Ele me explicou: “essas mansões foram feitas no curto ciclo de grande força econômica do país, entre as duas Guerras européias, éramos o maior produtor de petróleo da Europa e um dos maiores produtores de alimentos também, Bucareste era conhecida como “a pequena Paris”… mas fizemos escolhas erradas, o país se alinhou à Alemanha nazista e depois da Guerra, como éramos de menor interesse para os aliados que a Alemanha, entramos como moeda na troca e ficamos para a União Soviética…”

“- Uhm… é… e essas casas?”

“- Bem, essas casas foram abandonadas depois da guerra mas com a chegada dos Russos, primeiro elas foram usadas por eles e, depois, quando foram embora e deixaram seu governo-satélite, foram ocupadas pelos burocratas do governo…Nós não podíamos passar por aqui, era tudo fechado com blocos, arame farpado, guardas e cancela… esses eram os nossos magnatas comunistas!

“- como assim?”

“- Ganhavam bem, tinham seus próprios supermercados, lojas de roupas importadas da Europa e dos EUA, dirigiam seus carros, moravam nessas casas mas aí de quem dissesse alguma coisa! Vc não sabia se o seu novo vizinho não era da policia, e eles faziam exatamente isso: te forçavam a se mudar de onde vc vivia, da sua casa, do seu bairro, dos seus amigos… todo mundo, era compulsório, e te diziam “cuidado, seu novo vizinho pode ser da policia e estsr te vigiando…” e diziam isso para todos! Assim vc nunca, nunca sabia se voce iria ser denunciado por algima coisa (escrevendo isso hj eu me lembro do projeto do Lucio Costa para Brasilia, me dá calafrios…). A Revolução Comunista, tanto aqui quanto na Rússia e nos outros países satélite foi, na verdade, a substituição da elite burguesa arcaica e exploradora pela elite de funcionários públicos, arcaicos, eles mesmo burgueses, e exploradores. Na fábrica onde eu trabalhava – forçado, porque não queria mas um trabalho me foi determinado, ganhava o equivalente à 400 rublos, todo mundo ganhava isso e 90% era infeliz.. mas a gente se acostuma. Por sorte não tocaram em parte das terras da minha família, muito trabalho para eles, e fazíamos algum dinheiro extra vendendo lenha no inverno…”

“E agora?” “Agora não sabemos…”

“- E o que aconteceu com essas pessoas, esses burocratas que moravam aqui?” “-bem, muitas já morreram, seus descendentes sumiram, outros foram presos, acusados de roubar, mas vc sabe, tiramos uns, entram outros… só não moram mais aqui… muita visibilidade! Os mais inteligentes no início do processo foram embora, grande parte para Moscou, aprendemos. Cirílico na escola, outros para Paris, afinal, éramos ou não a “pequena Paris? E hoje temos os novos magnatas do petróleo e a Mafia local… rsrsrs, mas temos novos negócios, hoje as empresas de fora começam a olhar para nós…

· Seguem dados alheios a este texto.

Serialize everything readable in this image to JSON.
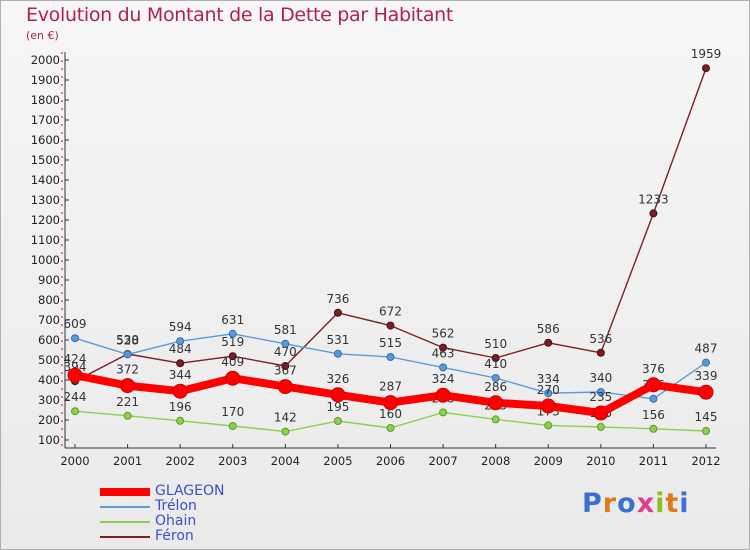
{
  "title": "Evolution du Montant de la Dette par Habitant",
  "unit": "(en €)",
  "logo": {
    "text": "Proxiti"
  },
  "chart_data": {
    "type": "line",
    "title": "Evolution du Montant de la Dette par Habitant",
    "ylabel": "(en €)",
    "xlabel": "",
    "x": [
      "2000",
      "2001",
      "2002",
      "2003",
      "2004",
      "2005",
      "2006",
      "2007",
      "2008",
      "2009",
      "2010",
      "2011",
      "2012"
    ],
    "ylim": [
      100,
      2000
    ],
    "yticks": [
      100,
      200,
      300,
      400,
      500,
      600,
      700,
      800,
      900,
      1000,
      1100,
      1200,
      1300,
      1400,
      1500,
      1600,
      1700,
      1800,
      1900,
      2000
    ],
    "grid": false,
    "legend": "bottom-left",
    "series": [
      {
        "name": "GLAGEON",
        "color": "#ff0000",
        "values": [
          424,
          372,
          344,
          409,
          367,
          326,
          287,
          324,
          286,
          270,
          235,
          376,
          339
        ]
      },
      {
        "name": "Trélon",
        "color": "#5b9bd5",
        "values": [
          609,
          528,
          594,
          631,
          581,
          531,
          515,
          463,
          410,
          334,
          340,
          306,
          487
        ]
      },
      {
        "name": "Ohain",
        "color": "#8ed04e",
        "values": [
          244,
          221,
          196,
          170,
          142,
          195,
          160,
          238,
          203,
          173,
          165,
          156,
          145
        ]
      },
      {
        "name": "Féron",
        "color": "#7a1f24",
        "values": [
          394,
          530,
          484,
          519,
          470,
          736,
          672,
          562,
          510,
          586,
          536,
          1233,
          1959
        ]
      }
    ]
  }
}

Resumo, hoje a Romênia é parte da União Europeia e tem um PIB per capita (PPC) de mais de US$ 19.000,00 e IDH 0,811 contra os US$ 15.600,00 e IDH 0,759 do Brasil. Somos próximos hoje, além do idioma de base parecida (voce, com boa vontade e criatividade consegue ler algo em Romanche). E em comum tanto lá quanto cá a elite dos funcionários públicos… por 40 anos uma pequena classe de burocratas, privilegiados pela proximidade do poder e que organizaram um país para lhes dar conforto e segurança enquanto que os demais cidadãos vivem nos 400 rublos + dinheiro da lenha. É justo o protesto deles, afinal de contas não criaram as regras, apenas as seguiram. Mas não lhes deixam mudar, essa é a diferença tanto la quanto cá e, na era dos extremos, fazer qualquer crítica aos privilégios de poucos é quase crime lesa-pátria, não podemos. Mas fica a provocação, fica a ideia de que por mais difícil que seja abrir mão de uma gorda aposentadoria cedo na vida para gozar por muitos anos, talvez até mais do que os que passou trabalhando, é a justiça e a ética para além dos privilégios legais que está em jogo. Nesse momento estamos laceando a corda dos funcionários públicos e deixando a outra corda tensa. Não é justo.